En conclusion, la commission se pose la question de savoir si le problème du jeu dont il est question concerne bel et bien une matière fédérale. Cette problématique ne vise-t-elle pas, fût-ce en partie, une compétence communautaire et régionale ?
Le ministre donne la réponse suivante :
« À la lumière du cadre juridique général du problème posé, la loi du 24 octobre 1902 étant considérée comme une loi pénale spéciale relative à l'ordre public et aux bonnes moeurs, il n'est guère douteux que la détermination du cadre général en ce qui concerne l'exploitation des casinos relève de la compétence fédérale.

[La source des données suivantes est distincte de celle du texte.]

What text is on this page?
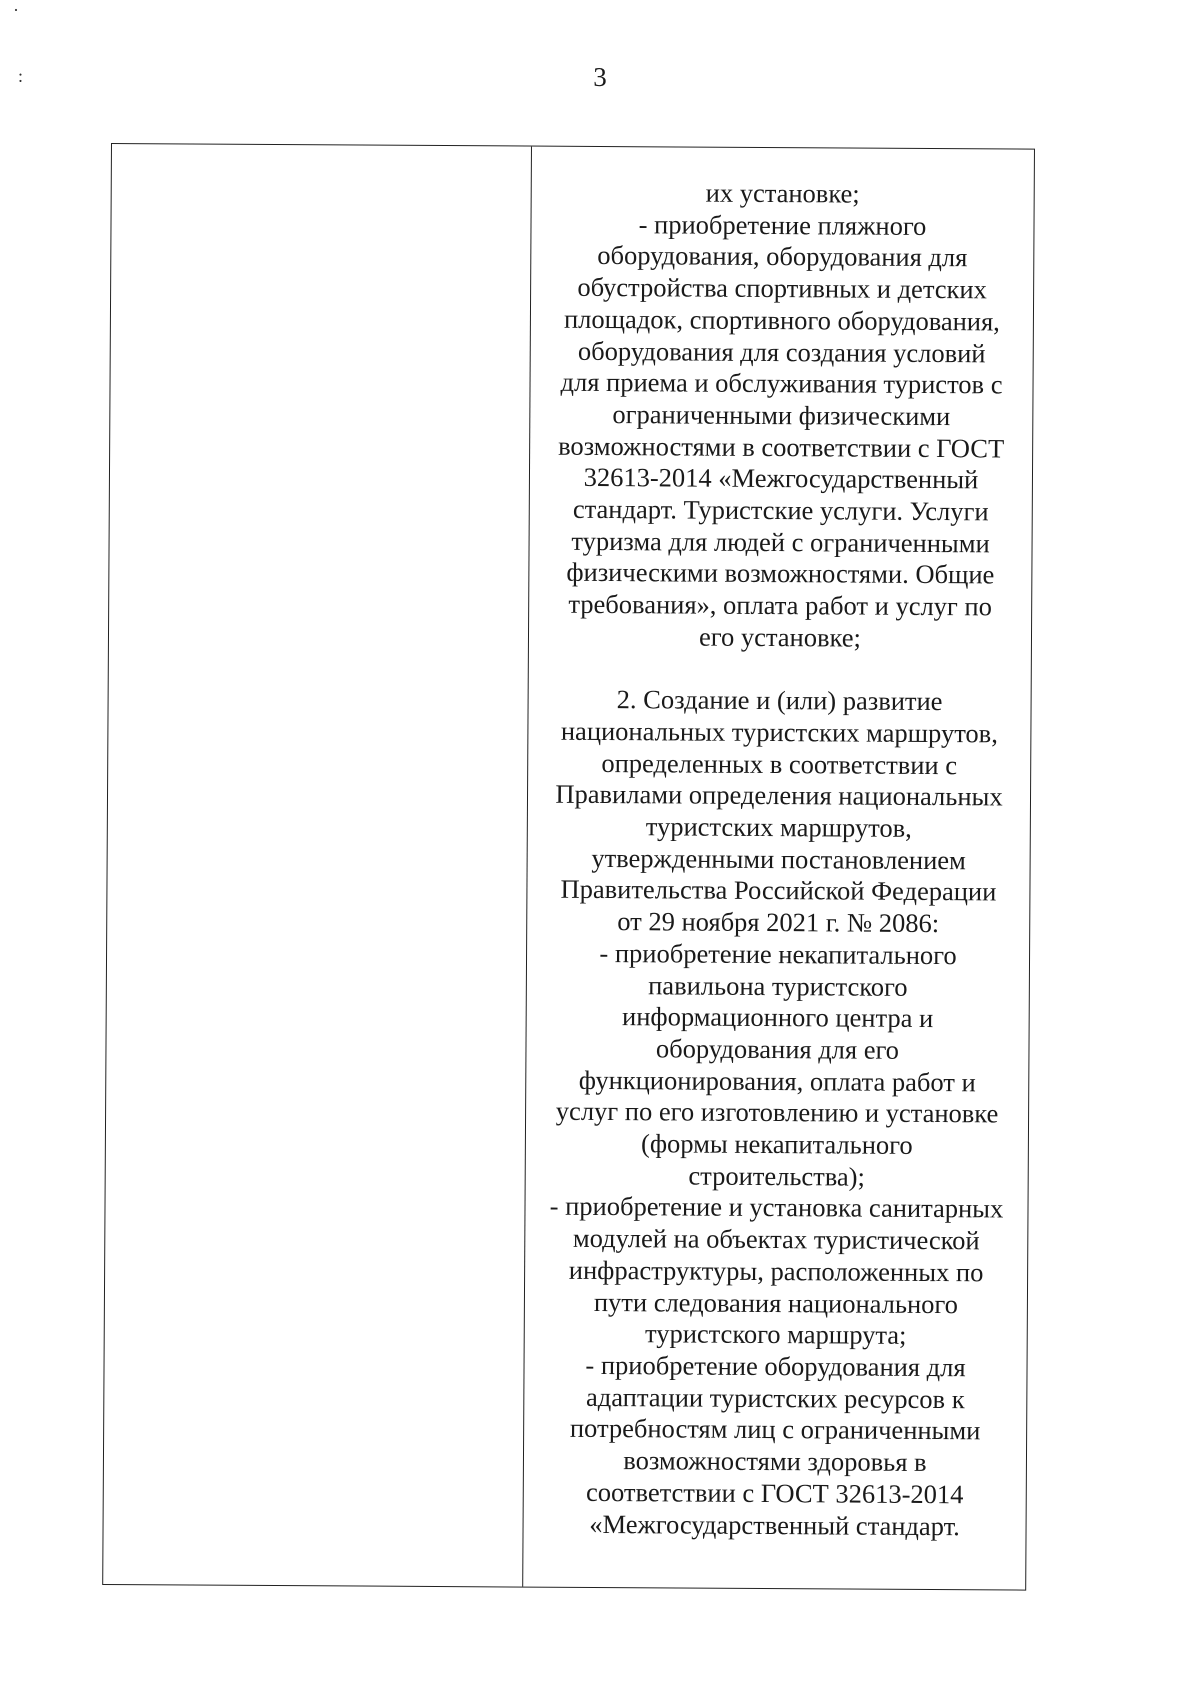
·
:	3
их установке;
- приобретение пляжного
оборудования, оборудования для
обустройства спортивных и детских
площадок, спортивного оборудования,
оборудования для создания условий
для приема и обслуживания туристов с
ограниченными физическими
возможностями в соответствии с ГОСТ
32613-2014 «Межгосударственный
стандарт. Туристские услуги. Услуги
туризма для людей с ограниченными
физическими возможностями. Общие
требования», оплата работ и услуг по
его установке;
2. Создание и (или) развитие
национальных туристских маршрутов,
определенных в соответствии с
Правилами определения национальных
туристских маршрутов,
утвержденными постановлением
Правительства Российской Федерации
от 29 ноября 2021 г. № 2086:
- приобретение некапитального
павильона туристского
информационного центра и
оборудования для его
функционирования, оплата работ и
услуг по его изготовлению и установке
(формы некапитального
строительства);
- приобретение и установка санитарных
модулей на объектах туристической
инфраструктуры, расположенных по
пути следования национального
туристского маршрута;
- приобретение оборудования для
адаптации туристских ресурсов к
потребностям лиц с ограниченными
возможностями здоровья в
соответствии с ГОСТ 32613-2014
«Межгосударственный стандарт.
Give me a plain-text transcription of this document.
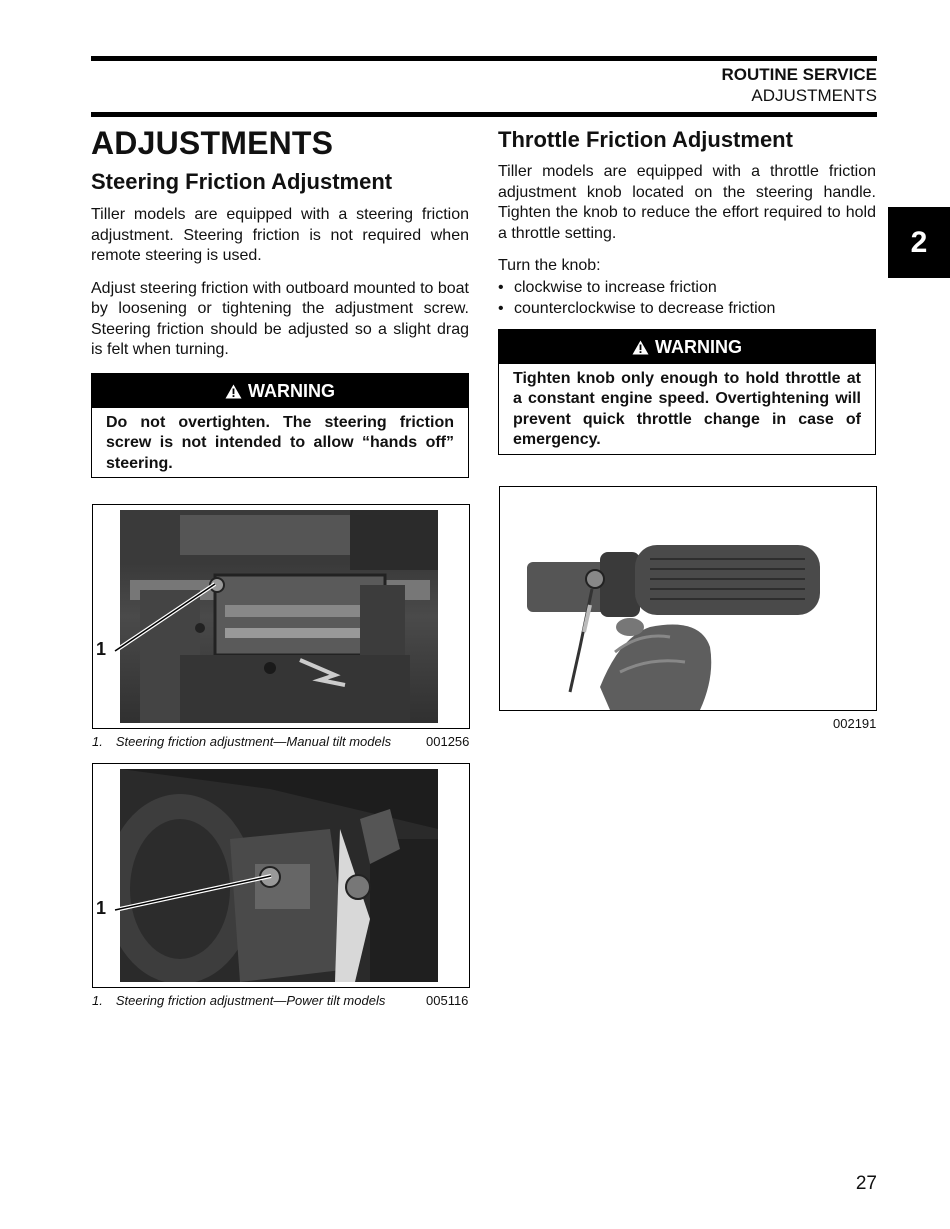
ROUTINE SERVICE
ADJUSTMENTS
2
ADJUSTMENTS
Steering Friction Adjustment

Tiller models are equipped with a steering friction adjustment. Steering friction is not required when remote steering is used.

Adjust steering friction with outboard mounted to boat by loosening or tightening the adjustment screw. Steering friction should be adjusted so a slight drag is felt when turning.

WARNING
Do not overtighten. The steering friction screw is not intended to allow “hands off” steering.
Throttle Friction Adjustment

Tiller models are equipped with a throttle friction adjustment knob located on the steering handle. Tighten the knob to reduce the effort required to hold a throttle setting.

Turn the knob:

• clockwise to increase friction
• counterclockwise to decrease friction
WARNING
Tighten knob only enough to hold throttle at a constant engine speed. Overtightening will prevent quick throttle change in case of emergency.
1
1. Steering friction adjustment—Manual tilt models	001256
1
1. Steering friction adjustment—Power tilt models	005116
002191
27
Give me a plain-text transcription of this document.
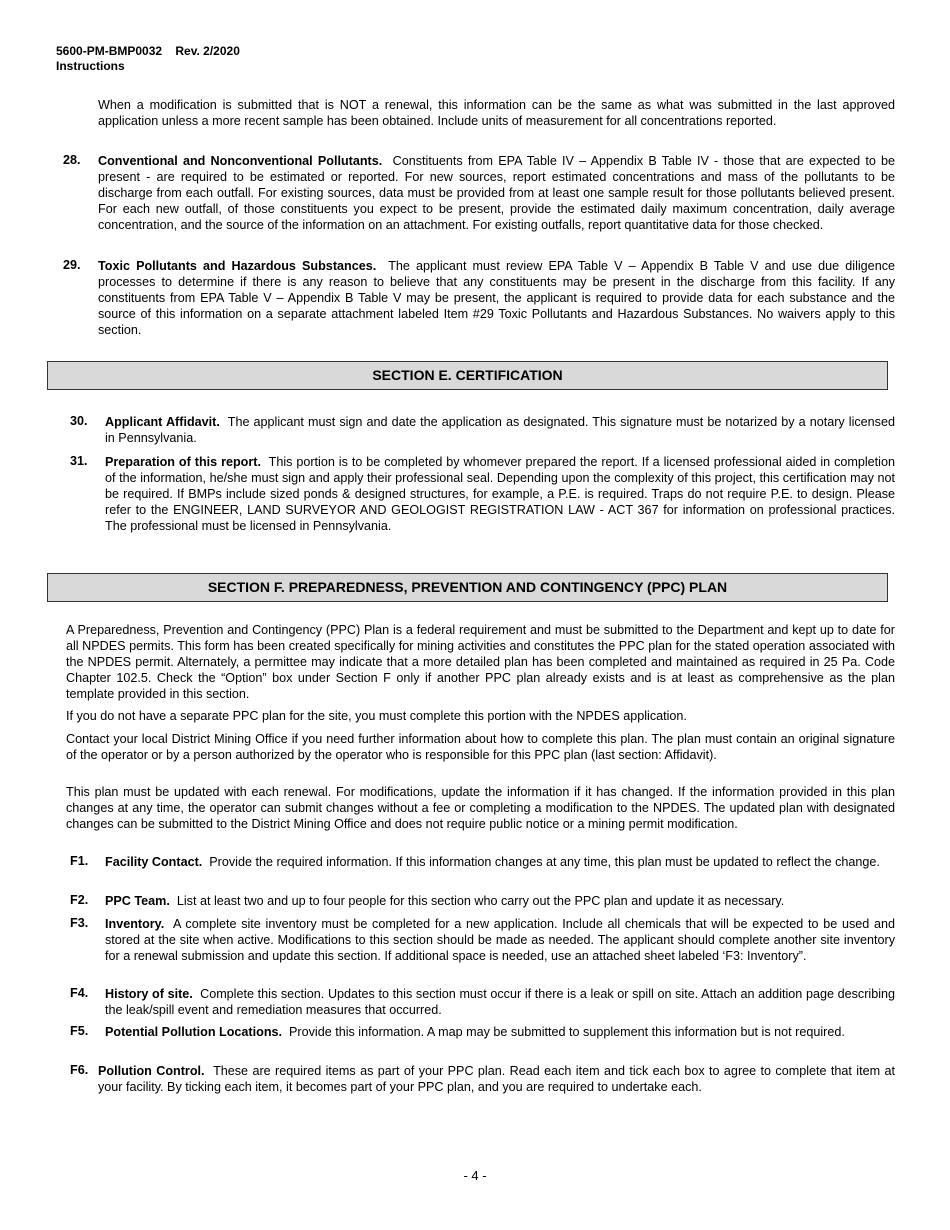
5600-PM-BMP0032    Rev. 2/2020
Instructions
When a modification is submitted that is NOT a renewal, this information can be the same as what was submitted in the last approved application unless a more recent sample has been obtained. Include units of measurement for all concentrations reported.
28. Conventional and Nonconventional Pollutants. Constituents from EPA Table IV – Appendix B Table IV - those that are expected to be present - are required to be estimated or reported. For new sources, report estimated concentrations and mass of the pollutants to be discharge from each outfall. For existing sources, data must be provided from at least one sample result for those pollutants believed present. For each new outfall, of those constituents you expect to be present, provide the estimated daily maximum concentration, daily average concentration, and the source of the information on an attachment. For existing outfalls, report quantitative data for those checked.
29. Toxic Pollutants and Hazardous Substances. The applicant must review EPA Table V – Appendix B Table V and use due diligence processes to determine if there is any reason to believe that any constituents may be present in the discharge from this facility. If any constituents from EPA Table V – Appendix B Table V may be present, the applicant is required to provide data for each substance and the source of this information on a separate attachment labeled Item #29 Toxic Pollutants and Hazardous Substances. No waivers apply to this section.
SECTION E. CERTIFICATION
30. Applicant Affidavit. The applicant must sign and date the application as designated. This signature must be notarized by a notary licensed in Pennsylvania.
31. Preparation of this report. This portion is to be completed by whomever prepared the report. If a licensed professional aided in completion of the information, he/she must sign and apply their professional seal. Depending upon the complexity of this project, this certification may not be required. If BMPs include sized ponds & designed structures, for example, a P.E. is required. Traps do not require P.E. to design. Please refer to the ENGINEER, LAND SURVEYOR AND GEOLOGIST REGISTRATION LAW - ACT 367 for information on professional practices. The professional must be licensed in Pennsylvania.
SECTION F. PREPAREDNESS, PREVENTION AND CONTINGENCY (PPC) PLAN
A Preparedness, Prevention and Contingency (PPC) Plan is a federal requirement and must be submitted to the Department and kept up to date for all NPDES permits. This form has been created specifically for mining activities and constitutes the PPC plan for the stated operation associated with the NPDES permit. Alternately, a permittee may indicate that a more detailed plan has been completed and maintained as required in 25 Pa. Code Chapter 102.5. Check the “Option” box under Section F only if another PPC plan already exists and is at least as comprehensive as the plan template provided in this section.
If you do not have a separate PPC plan for the site, you must complete this portion with the NPDES application.
Contact your local District Mining Office if you need further information about how to complete this plan. The plan must contain an original signature of the operator or by a person authorized by the operator who is responsible for this PPC plan (last section: Affidavit).
This plan must be updated with each renewal. For modifications, update the information if it has changed. If the information provided in this plan changes at any time, the operator can submit changes without a fee or completing a modification to the NPDES. The updated plan with designated changes can be submitted to the District Mining Office and does not require public notice or a mining permit modification.
F1. Facility Contact. Provide the required information. If this information changes at any time, this plan must be updated to reflect the change.
F2. PPC Team. List at least two and up to four people for this section who carry out the PPC plan and update it as necessary.
F3. Inventory. A complete site inventory must be completed for a new application. Include all chemicals that will be expected to be used and stored at the site when active. Modifications to this section should be made as needed. The applicant should complete another site inventory for a renewal submission and update this section. If additional space is needed, use an attached sheet labeled ‘F3: Inventory”.
F4. History of site. Complete this section. Updates to this section must occur if there is a leak or spill on site. Attach an addition page describing the leak/spill event and remediation measures that occurred.
F5. Potential Pollution Locations. Provide this information. A map may be submitted to supplement this information but is not required.
F6. Pollution Control. These are required items as part of your PPC plan. Read each item and tick each box to agree to complete that item at your facility. By ticking each item, it becomes part of your PPC plan, and you are required to undertake each.
- 4 -
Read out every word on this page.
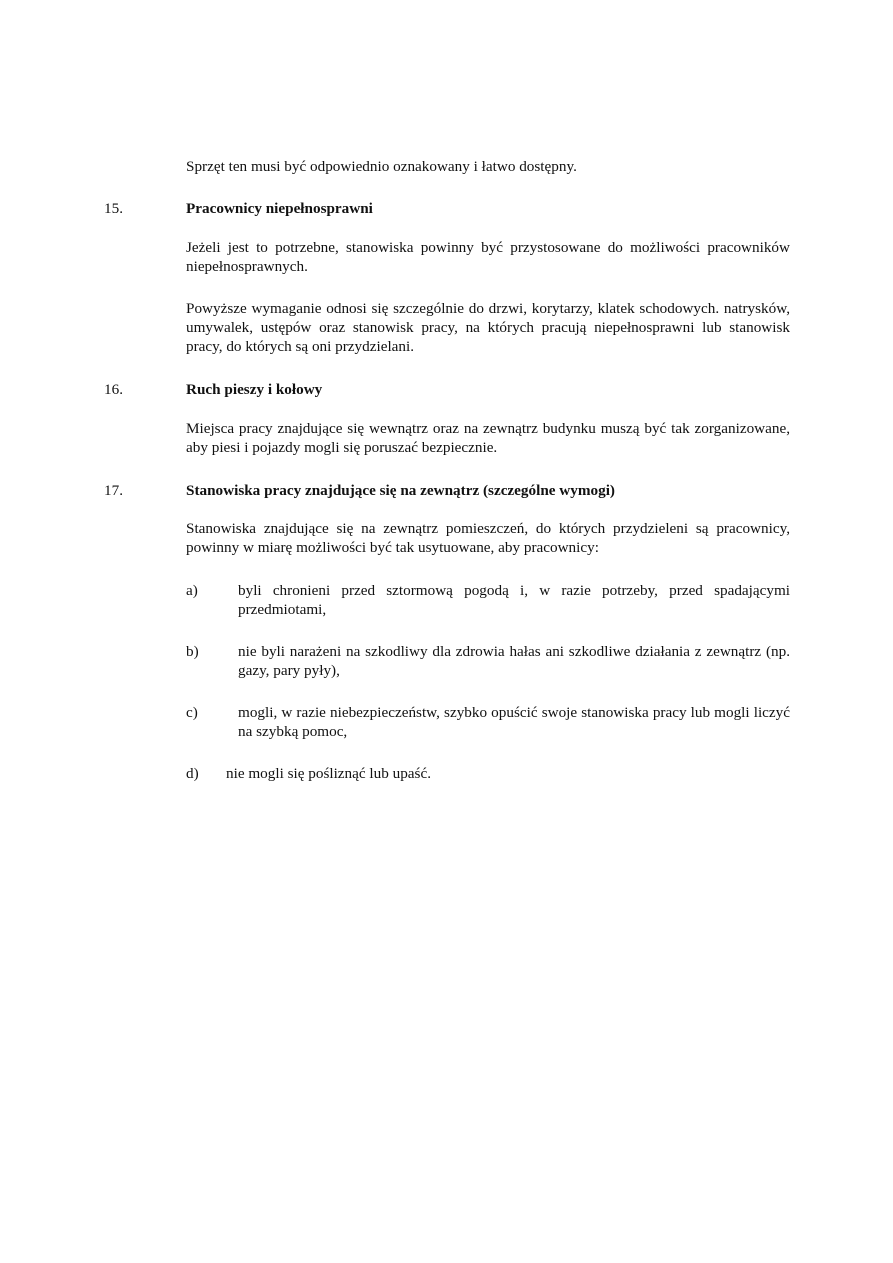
Sprzęt ten musi być odpowiednio oznakowany i łatwo dostępny.

15.	Pracownicy niepełnosprawni

Jeżeli jest to potrzebne, stanowiska powinny być przystosowane do możliwości pracowników niepełnosprawnych.

Powyższe wymaganie odnosi się szczególnie do drzwi, korytarzy, klatek schodowych. natrysków, umywalek, ustępów oraz stanowisk pracy, na których pracują niepełnosprawni lub stanowisk pracy, do których są oni przydzielani.

16.	Ruch pieszy i kołowy

Miejsca pracy znajdujące się wewnątrz oraz na zewnątrz budynku muszą być tak zorganizowane, aby piesi i pojazdy mogli się poruszać bezpiecznie.

17.	Stanowiska pracy znajdujące się na zewnątrz (szczególne wymogi)

Stanowiska znajdujące się na zewnątrz pomieszczeń, do których przydzieleni są pracownicy, powinny w miarę możliwości być tak usytuowane, aby pracownicy:

a)	byli chronieni przed sztormową pogodą i, w razie potrzeby, przed spadającymi przedmiotami,

b)	nie byli narażeni na szkodliwy dla zdrowia hałas ani szkodliwe działania z zewnątrz (np. gazy, pary pyły),

c)	mogli, w razie niebezpieczeństw, szybko opuścić swoje stanowiska pracy lub mogli liczyć na szybką pomoc,

d) nie mogli się pośliznąć lub upaść.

Le Conseil d'État l'a confirmé implicitement dans son avis.
La matière des jeux est aussi une compétence fédérale parce qu'elle n'a pas été attribuée à un autre pouvoir comme les régions ou les communautés (compétence résiduelle du pouvoir fédéral). »
Un membre fait observer qu'il n'est manifestement pas généralement admis que ce problème ne constitue pas une matière communautaire. Ainsi, le Parlement flamand et le Gouvernement flamand seraient d'un autre avis et exigeraient que le jeu, principalement en ce qui concerne la localisation des casinos, soit considéré comme une compétence des communautés.
M. Weyts dit avoir déposé un sous-amendement à ce propos (voir le doc. Sénat, nº 1-419/5, amendement nº 47). L'indication du lieu où un casino sera installé lui semble effectivement être une compétence des régions. Il renvoie à l'amendement du Gouvernement, qui dispose que, dans la Région bruxelloise, l'avis du Gouvernement est demandé. Il n'en est pas ainsi en Flandre et en Wallonie. L'avis du Conseil d'État dit clairement qu'il faut un critère objectif sur lequel les régions doivent se baser pour désigner une commune ou une ville déterminée pour la localisation.
La commission considère qu'il faudra délimiter clairement ce qui, d'une part, relève de la compétence fédérale, et ce qui, d'autre part, constitue une matière communautaire ou régionale.
Confiance a été faite au rapporteur pour la rédaction du présent rapport.